Copie exécutoire délivrée
le :
à :
Me Anthony CAVITTA
Me Talissa ABEGG
Décision déférée à la Cour :
Jugement du Juge des contentieux de la protection de Marseille en date du 12 Juillet 2021 enregistré(e) au répertoire général sous le n° 21/01662.
APPELANTE
Madame [G] [Y]
née le 29 Février 1996 à [Localité 4], demeurant CHEZ MME [U] [Adresse 3]
(bénéficie d'une aide juridictionnelle partielle 25 % numéro 2021/013191 du 10/12/2021 accordée par le bureau d'aide juridictionnelle de AIX-EN-PROVENCE)
représentée par Me Anthony CAVITTA, avocat au barreau de MARSEILLE
INTIMES
Monsieur [V] [C], demeurant [Adresse 1]
Assigné le 12 janvier 2022 en PVRI
défaillant
S.A.S. ACTION LOGEMENT SERVICES, demeurant [Adresse 2]
représentée par Me Talissa ABEGG, avocat au barreau d'AIX-EN-PROVENCE
*-*-*-*-*
COMPOSITION DE LA COUR
En application des dispositions des articles 804, 806 et 907 du code de procédure civile, l'affaire a été débattue le 22 Mai 2024 en audience publique, les avocats ne s'y étant pas opposés, devant :
Madame Carole DAUX-HARAND, Président Rapporteur,
et Madame Carole MENDOZA, Conseiller- Rapporteur,
chargées du rapport qui en ont rendu compte dans le délibéré de la cour composée de :
Madame Carole DAUX-HARAND, Présidente de chambre,
Madame Carole MENDOZA, Conseillère
Monsieur Jean-Paul PATRIARCHE, Conseiller
Greffier lors des débats : Mme Natacha BARBE.

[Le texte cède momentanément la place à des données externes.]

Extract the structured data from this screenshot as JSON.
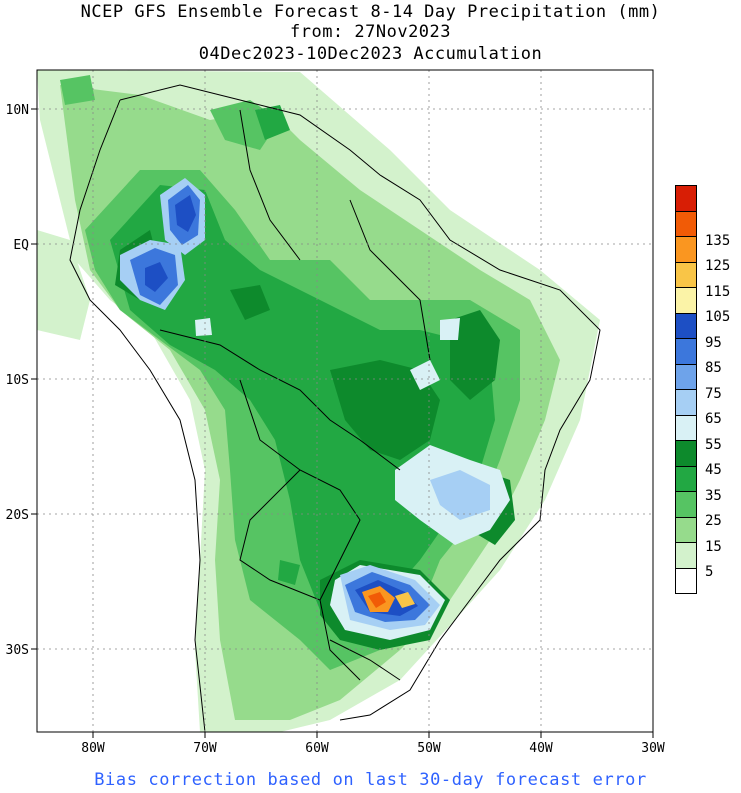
{
  "title": {
    "line1": "NCEP GFS Ensemble Forecast 8-14 Day Precipitation (mm)",
    "line2": "from: 27Nov2023",
    "line3": "04Dec2023-10Dec2023 Accumulation"
  },
  "footer": "Bias correction based on last 30-day forecast error",
  "map": {
    "lon_range": [
      -85,
      -30
    ],
    "lat_range": [
      -36,
      14
    ],
    "lon_ticks": [
      "80W",
      "70W",
      "60W",
      "50W",
      "40W",
      "30W"
    ],
    "lat_ticks": [
      "10N",
      "EQ",
      "10S",
      "20S",
      "30S"
    ],
    "grid": "dotted"
  },
  "legend": {
    "items": [
      {
        "label": "",
        "color": "#d81e05"
      },
      {
        "label": "135",
        "color": "#f15b06"
      },
      {
        "label": "125",
        "color": "#fa9620"
      },
      {
        "label": "115",
        "color": "#f9c547"
      },
      {
        "label": "105",
        "color": "#fbf3a7"
      },
      {
        "label": "95",
        "color": "#1d4fc4"
      },
      {
        "label": "85",
        "color": "#3c77dc"
      },
      {
        "label": "75",
        "color": "#6ea3ea"
      },
      {
        "label": "65",
        "color": "#a6cff4"
      },
      {
        "label": "55",
        "color": "#d9f1f5"
      },
      {
        "label": "45",
        "color": "#0d8a2c"
      },
      {
        "label": "35",
        "color": "#22a843"
      },
      {
        "label": "25",
        "color": "#56c463"
      },
      {
        "label": "15",
        "color": "#96db8c"
      },
      {
        "label": "5",
        "color": "#d3f2cc"
      },
      {
        "label": "",
        "color": "#ffffff"
      }
    ]
  }
}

Les parties ont été avisées que le prononcé de la décision aurait lieu par mise à disposition au greffe le 05 Septembre 2024.
ARRÊT
Défaut,
Prononcé par mise à disposition au greffe le 05 Septembre 2024.
Signé par Madame Carole DAUX-HARAND, Présidente de chambre et Mme Natacha BARBE, greffier auquel la minute de la décision a été remise par le magistrat signataire.
EXPOSÉ DU LITIGE
Suivant acte sous seing privé en date du 10 août 2018, Monsieur et Madame [P] ont donné à bail un appartement à Monsieur [C] et à Madame [Y] à [Localité 5] moyennant un loyer mensuel de 740 € outre 70 euros de provision sur charge , la SAS ACTION LOGEMENT SERVICES se portant caution de ces derniers.

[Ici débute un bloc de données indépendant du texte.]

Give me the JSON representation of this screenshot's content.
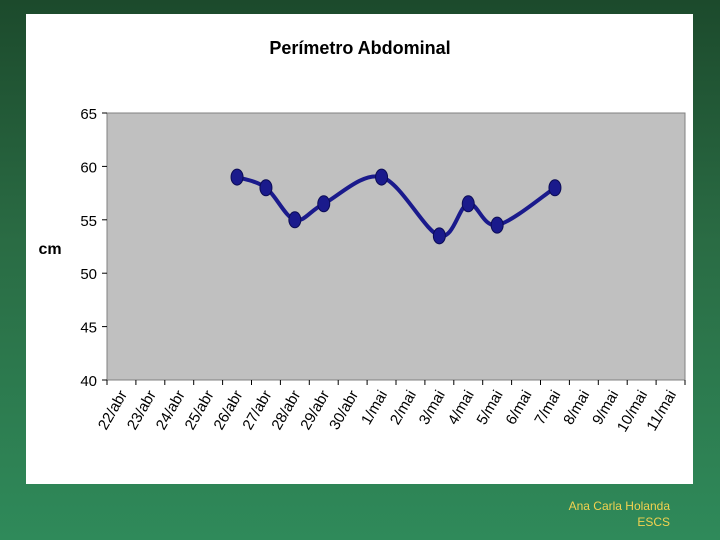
{
  "chart_data": {
    "type": "line",
    "title": "Perímetro Abdominal",
    "xlabel": "",
    "ylabel": "cm",
    "ylim": [
      40,
      65
    ],
    "yticks": [
      40,
      45,
      50,
      55,
      60,
      65
    ],
    "grid": false,
    "plot_background": "#c0c0c0",
    "line_color": "#1a1a8c",
    "marker_color": "#1a1a8c",
    "categories": [
      "22/abr",
      "23/abr",
      "24/abr",
      "25/abr",
      "26/abr",
      "27/abr",
      "28/abr",
      "29/abr",
      "30/abr",
      "1/mai",
      "2/mai",
      "3/mai",
      "4/mai",
      "5/mai",
      "6/mai",
      "7/mai",
      "8/mai",
      "9/mai",
      "10/mai",
      "11/mai"
    ],
    "series": [
      {
        "name": "cm",
        "values": [
          null,
          null,
          null,
          null,
          59,
          58,
          55,
          56.5,
          null,
          59,
          null,
          53.5,
          56.5,
          54.5,
          null,
          58,
          null,
          null,
          null,
          null
        ],
        "markers": [
          false,
          false,
          false,
          false,
          true,
          true,
          true,
          true,
          false,
          true,
          false,
          true,
          true,
          true,
          false,
          true,
          false,
          false,
          false,
          false
        ]
      }
    ]
  },
  "footer": {
    "author": "Ana Carla Holanda",
    "institution": "ESCS"
  }
}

À la suite d'une série d'incident de paiement Monsieur et Madame [P] faisaient jouer l'engagement de caution, la SAS ACTION LOGEMENT SERVICES leur versant le montant des sommes dues par les consorts [C]/ [Y], soit la somme de 1.585,96 €.
Suivant exploit d' huissier en date du 24 août 2020 , la SAS ACTION LOGEMENT SERVICES signifiait à ces derniers un commandement d'avoir à payer la somme de 1.585,96 €, lequel demeurait infructueux.

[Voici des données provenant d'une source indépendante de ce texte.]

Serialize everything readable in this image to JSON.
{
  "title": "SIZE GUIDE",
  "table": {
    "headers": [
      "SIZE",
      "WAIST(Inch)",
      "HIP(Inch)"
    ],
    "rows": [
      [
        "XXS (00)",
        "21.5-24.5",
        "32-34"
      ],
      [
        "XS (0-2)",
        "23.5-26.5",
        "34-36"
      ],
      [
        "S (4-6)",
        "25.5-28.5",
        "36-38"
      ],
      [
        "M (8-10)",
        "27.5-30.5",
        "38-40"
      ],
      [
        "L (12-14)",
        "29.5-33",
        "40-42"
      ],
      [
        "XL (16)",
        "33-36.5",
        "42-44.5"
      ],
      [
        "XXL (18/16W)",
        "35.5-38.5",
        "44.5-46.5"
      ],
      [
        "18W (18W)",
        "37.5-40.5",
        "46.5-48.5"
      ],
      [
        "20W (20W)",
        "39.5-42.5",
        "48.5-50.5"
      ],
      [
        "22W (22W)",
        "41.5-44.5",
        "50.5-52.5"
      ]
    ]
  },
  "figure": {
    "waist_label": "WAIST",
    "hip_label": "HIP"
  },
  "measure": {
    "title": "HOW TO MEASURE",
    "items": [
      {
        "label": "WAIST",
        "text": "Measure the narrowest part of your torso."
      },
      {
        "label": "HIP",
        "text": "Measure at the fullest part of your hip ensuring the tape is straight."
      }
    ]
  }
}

À la suite de nouveaux incidents de paiement Monsieur et Madame [P] faisaient de nouveau jouer l'engagement de la caution et il leur était réglé la somme complémentaire due par leurs locataires à savoir 1.128 €.
Suivant exploit d'huissier en date du 16 février 2021, la SAS ACTION LOGEMENT SERVICES a assigné devant le juge des contentieux de la protection de Marseille Fréjus Monsieur [C] et Madame [Y] aux fins de voir':
*dire son action recevable et bien fondée';
* constater l'acquisition de la clause résolutoire insérée au bail
A titre subsidiaire';
* prononcer la résiliation du bail aux torts et griefs de Monsieur [C] et Madame [Y]
En conséquence,
* ordonner l'expulsion de Monsieur [C] et Madame [Y] et de tout occupant de son chef avec si nécessaire le concours de la force publique';
En toute hypothèse,
*condamner solidairement Monsieur [C] et Madame [Y] à payer à la SAS ACTION LOGEMENT SERVICES la somme de 2.713,96 euros avec intérêts au taux légal à compter du commandement de payer du 24 août 2020 sur la somme de 1.585,96 euros et pour le surplus à compter de l'assignation ;
* fixer l'indemnité d'occupation mensuelle à compter de la date d'acquisition de la clause résolutoire ou de la résiliation du bail au montant du loyer contractuel mensuel augmenté des charges,
* condamner solidairement Monsieur [C] et Madame [Y] à régler l'indemnité d'occupation à la SAS ACTION LOGEMENT SERVICES dès lors que ces paiements seront justifiés par une quittance subrogative jusqu'à la libération effective des lieux';
* condamner Monsieur [C] et Madame [Y] à payer à la SAS ACTION LOGEMENT SERVICES la somme de 800 euros sur le fondement de l'article 700 du Code de procédure civile
* condamner Monsieur [C] et Madame [Y] en tous les dépens qui comprendront le coût du commandement de payer.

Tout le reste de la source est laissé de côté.